800000a4 WRITE         1 HELD    data.db                   page          9


That's a very fun dump, first, since my code does not grab read lock at all, I use read-modify-write flags, which should end up with write lock for the read operation. Second, because to read and then update the entry I have to grab two locks. For the same entry: on page 1 and 3. And two threads get them in diffrent order.

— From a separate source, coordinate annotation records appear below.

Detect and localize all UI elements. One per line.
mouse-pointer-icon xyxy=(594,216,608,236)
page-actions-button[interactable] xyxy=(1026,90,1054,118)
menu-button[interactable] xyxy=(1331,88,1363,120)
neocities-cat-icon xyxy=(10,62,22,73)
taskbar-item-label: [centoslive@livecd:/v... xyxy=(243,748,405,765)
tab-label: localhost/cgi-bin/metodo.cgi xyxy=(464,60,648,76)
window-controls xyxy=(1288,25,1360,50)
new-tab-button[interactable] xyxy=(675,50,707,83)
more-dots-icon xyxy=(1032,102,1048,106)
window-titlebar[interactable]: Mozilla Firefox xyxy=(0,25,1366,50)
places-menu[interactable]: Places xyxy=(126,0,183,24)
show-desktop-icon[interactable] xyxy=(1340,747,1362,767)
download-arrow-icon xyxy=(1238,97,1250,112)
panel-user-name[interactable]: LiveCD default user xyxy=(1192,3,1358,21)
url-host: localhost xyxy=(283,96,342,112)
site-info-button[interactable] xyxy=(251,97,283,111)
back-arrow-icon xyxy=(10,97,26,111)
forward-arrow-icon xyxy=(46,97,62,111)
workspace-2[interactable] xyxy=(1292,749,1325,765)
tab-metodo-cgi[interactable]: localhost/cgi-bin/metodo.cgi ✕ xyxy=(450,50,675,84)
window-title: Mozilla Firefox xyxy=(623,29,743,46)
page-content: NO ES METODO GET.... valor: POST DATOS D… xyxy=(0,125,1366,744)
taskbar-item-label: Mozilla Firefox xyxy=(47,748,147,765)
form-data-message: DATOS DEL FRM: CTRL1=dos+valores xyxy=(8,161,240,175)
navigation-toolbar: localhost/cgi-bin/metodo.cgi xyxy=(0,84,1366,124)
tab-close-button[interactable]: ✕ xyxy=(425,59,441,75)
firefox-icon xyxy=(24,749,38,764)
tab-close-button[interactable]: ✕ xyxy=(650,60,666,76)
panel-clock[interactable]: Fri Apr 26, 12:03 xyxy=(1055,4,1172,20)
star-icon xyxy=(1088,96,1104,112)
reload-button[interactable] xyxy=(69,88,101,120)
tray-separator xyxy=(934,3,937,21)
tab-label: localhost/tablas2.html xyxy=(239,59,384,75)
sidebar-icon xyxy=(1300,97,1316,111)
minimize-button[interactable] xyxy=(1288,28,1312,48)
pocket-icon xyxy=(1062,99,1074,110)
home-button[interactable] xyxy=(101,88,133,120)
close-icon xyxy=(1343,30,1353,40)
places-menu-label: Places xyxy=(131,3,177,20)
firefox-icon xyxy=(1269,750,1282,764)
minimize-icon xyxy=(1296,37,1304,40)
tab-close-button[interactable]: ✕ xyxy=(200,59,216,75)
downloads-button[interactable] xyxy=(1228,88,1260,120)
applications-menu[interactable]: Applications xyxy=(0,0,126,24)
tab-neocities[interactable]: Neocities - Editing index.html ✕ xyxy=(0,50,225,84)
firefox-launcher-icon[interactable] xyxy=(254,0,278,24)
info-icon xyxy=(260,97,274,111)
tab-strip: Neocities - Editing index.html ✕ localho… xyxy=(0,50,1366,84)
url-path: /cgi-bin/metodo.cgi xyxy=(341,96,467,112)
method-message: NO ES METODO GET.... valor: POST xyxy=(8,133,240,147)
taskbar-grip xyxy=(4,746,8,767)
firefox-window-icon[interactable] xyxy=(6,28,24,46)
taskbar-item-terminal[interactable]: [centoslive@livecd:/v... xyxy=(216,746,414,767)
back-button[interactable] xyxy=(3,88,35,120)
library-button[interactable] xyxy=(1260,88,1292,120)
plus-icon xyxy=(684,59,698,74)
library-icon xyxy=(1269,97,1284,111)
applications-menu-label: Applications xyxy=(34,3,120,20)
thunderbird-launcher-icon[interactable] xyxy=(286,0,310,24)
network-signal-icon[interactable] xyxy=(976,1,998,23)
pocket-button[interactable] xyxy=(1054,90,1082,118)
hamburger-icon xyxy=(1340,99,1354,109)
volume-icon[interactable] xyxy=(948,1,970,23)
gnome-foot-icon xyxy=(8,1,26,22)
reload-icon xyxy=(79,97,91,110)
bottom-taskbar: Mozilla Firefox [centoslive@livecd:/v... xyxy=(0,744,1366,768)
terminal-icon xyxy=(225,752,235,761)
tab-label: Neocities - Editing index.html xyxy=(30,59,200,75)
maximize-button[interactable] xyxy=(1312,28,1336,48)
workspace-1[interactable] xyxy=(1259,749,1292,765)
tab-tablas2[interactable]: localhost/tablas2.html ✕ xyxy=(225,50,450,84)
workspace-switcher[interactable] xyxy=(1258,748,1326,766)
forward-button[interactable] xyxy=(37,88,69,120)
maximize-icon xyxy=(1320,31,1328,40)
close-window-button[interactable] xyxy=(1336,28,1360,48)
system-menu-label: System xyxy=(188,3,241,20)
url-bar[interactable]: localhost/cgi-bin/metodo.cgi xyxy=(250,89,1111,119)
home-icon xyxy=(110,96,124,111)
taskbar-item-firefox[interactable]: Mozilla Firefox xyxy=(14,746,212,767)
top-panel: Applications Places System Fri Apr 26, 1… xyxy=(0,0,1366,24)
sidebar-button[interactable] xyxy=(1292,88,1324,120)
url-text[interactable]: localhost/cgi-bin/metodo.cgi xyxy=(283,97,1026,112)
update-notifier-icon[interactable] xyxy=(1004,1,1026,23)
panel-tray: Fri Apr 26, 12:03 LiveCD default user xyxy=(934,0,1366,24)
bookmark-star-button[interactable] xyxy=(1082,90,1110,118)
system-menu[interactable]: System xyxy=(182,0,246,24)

Code in question is rather trivial:
   memset(&key, 0, sizeof(DBT));
  memset(&data, 0, sizeof(DBT));

    key.data = cmd->id;
     key.size = DNET_ID_SIZE;

      data.size = 0;
     data.flags = DB_DBT_USERMEM;

        err = e->db->get(e->db, txn, &key, &data, DB_RMW);

        offset = data.size;


   memset(&key, 0, sizeof(DBT));
  memset(&data, 0, sizeof(DBT));

    key.data = cmd->id;
     key.size = DNET_ID_SIZE;

      data.data = io;
    data.doff = offset;
        data.ulen = sizeof(struct dnet_io_attr);
   data.dlen = sizeof(struct dnet_io_attr);
   data.size = sizeof(struct dnet_io_attr);
   data.flags = DB_DBT_PARTIAL | DB_DBT_USERMEM;

 err = e->db->put(e->db, txn, &key, &data, 0);

There is no other code ever started.
My explaination (and it somehow correlate with the above read locks, which were never taken) is related to the read-modify-write flag and likely can be observed with pure reading also. Page one above likely contains index or some other metadata needed to be checked when reading, so we lock it read-only. But data entry itself is locked read-write (according to read-modify-write flag) on the page 3. Another thread already checked the index and now wants to put some new entry into the btree (also on the page 3), and thus has to write-lock the index, which will deadlock: thread 1 has readlock A and waits to writelock B, thread 2 has writelock B and waits to writelock A.

I can not say if BDB 4.7.25 really has this logic inside, but commenting out RMW reading fixes the problem.
Thinking...